– Ну, это когда… этот… акт…
«Неокрепшие души» крепятся, боясь помешать. Но когда запинающийся ряд исключительно осторожных слов истощается, они в упор расстреливают несчастную Любовь Ивановну. Она идёт по коридору, и даже отечески строгие губы портретов по стенам кривятся злой насмешкой.
Войдя в учительскую, она с разгону кидается под спасительную опеку Нины Николаевны:
– Я больше не могу! Это… какие-то чудовища!
Не хочется вспоминать об этом, но однажды в классе она, зарыдав, бросилась на колени перед хулиганом:
– Что мне сделать, чтобы ты перестал надо мной издеваться!
О таком позоре Редина, конечно, осведомлена, но не от самой ботанички. Она всегда с удовольствием назидает и тщательно выясняет фамилии отличившихся. Следующий урок – её, и надо быть во всеоружии. Уж она-то не пойдёт со слезами на глазах жаловаться директору! И если у них в руках пистолеты, то у неё – пулемёт!
– Долохова, ты почему вчера ушла с уроков, – опасным голосом вопрошает она, едва появившись в дверях класса на уроке математики.
– А мне девочки сказали, что всех отпустили домой, – доверительно отвечаю я.
Ну не наглость ли это! Совершенно серьёзно говорить такие вещи прямо в лицо самой требовательной учительнице во всей школе! Можно же что-то приличное придумать.
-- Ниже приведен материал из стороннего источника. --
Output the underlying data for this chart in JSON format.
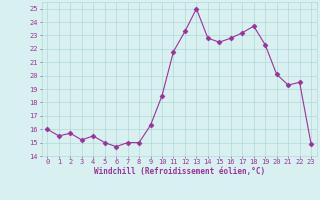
{
  "hours": [
    0,
    1,
    2,
    3,
    4,
    5,
    6,
    7,
    8,
    9,
    10,
    11,
    12,
    13,
    14,
    15,
    16,
    17,
    18,
    19,
    20,
    21,
    22,
    23
  ],
  "values": [
    16.0,
    15.5,
    15.7,
    15.2,
    15.5,
    15.0,
    14.7,
    15.0,
    15.0,
    16.3,
    18.5,
    21.8,
    23.3,
    25.0,
    22.8,
    22.5,
    22.8,
    23.2,
    23.7,
    22.3,
    20.1,
    19.3,
    19.5,
    14.9
  ],
  "line_color": "#993399",
  "marker": "D",
  "marker_size": 2.5,
  "bg_color": "#d8f0f0",
  "grid_color": "#b0d8d8",
  "xlabel": "Windchill (Refroidissement éolien,°C)",
  "xlabel_color": "#993399",
  "tick_color": "#993399",
  "ylim": [
    14,
    25.5
  ],
  "xlim": [
    -0.5,
    23.5
  ],
  "yticks": [
    14,
    15,
    16,
    17,
    18,
    19,
    20,
    21,
    22,
    23,
    24,
    25
  ],
  "ytick_labels": [
    "14",
    "15",
    "16",
    "17",
    "18",
    "19",
    "20",
    "21",
    "22",
    "23",
    "24",
    "25"
  ],
  "xticks": [
    0,
    1,
    2,
    3,
    4,
    5,
    6,
    7,
    8,
    9,
    10,
    11,
    12,
    13,
    14,
    15,
    16,
    17,
    18,
    19,
    20,
    21,
    22,
    23
  ]
}
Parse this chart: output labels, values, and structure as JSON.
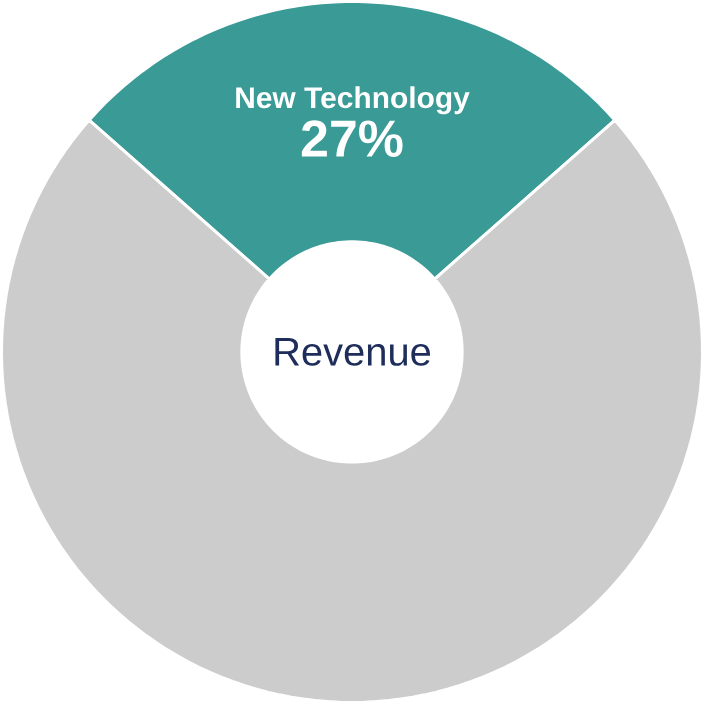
{
  "chart_data": {
    "type": "donut",
    "categories": [
      "New Technology",
      null
    ],
    "values": [
      27,
      73
    ],
    "colors": [
      "#3a9a96",
      "#cccccc"
    ],
    "value_labels": [
      "27%",
      null
    ],
    "annotations": [
      "Revenue"
    ]
  }
}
Подобная самоуверенность понятна у олигофренов, им хоть наплюй в глаза, но ведь девчонке всего двенадцать лет!
Вредина чувствует, как всё внутри у неё готово вырваться наружу белой лавой неуправляемой энергии. Она подходит ко мне вплотную, ещё сама не зная, что сделает. И глядя ненавидящими сузившимися глазами, говорит тихо, едва сдерживаясь:
– Какая же ты наглая, Долохова! И всегда эдакой… тихой сапой…
Я в ужасе опускаю голову и вся сжимаюсь, но всё же не так, как перед сумасшедшим Этим Самым. Ведь Нина Николаевна всё понимает!
В этом я была отчасти права: Вредина понимала всё. Но – только не меня!
Недавно я нашла в своём детском дневнике упоминание о совершенно забытом спектакле, который разыграла им в пятом классе: ведь для меня это был просто эпизод повседневности.
Было заведено, чтобы во время перемены в классе оставались только дежурные: «чтобы хоть немного улеглась пыль».
Я сидела за своей партой и раздумывала, как бы остаться на месте, потому что в уборной так много народу, а между тем в портфеле ждал своего часа потрясающий «Айвенго». Сегодня дежурят Морковка с Люлей Засекиным, они покладистые. Может, отстанут.
– А ты, Сапа, чего тут расселась, как кура на яйцах? Давай, выматывай в коридор! – круто приступила к своим обязанностям Морковка.
– Не могу, – с трагедией в голосе ответила я.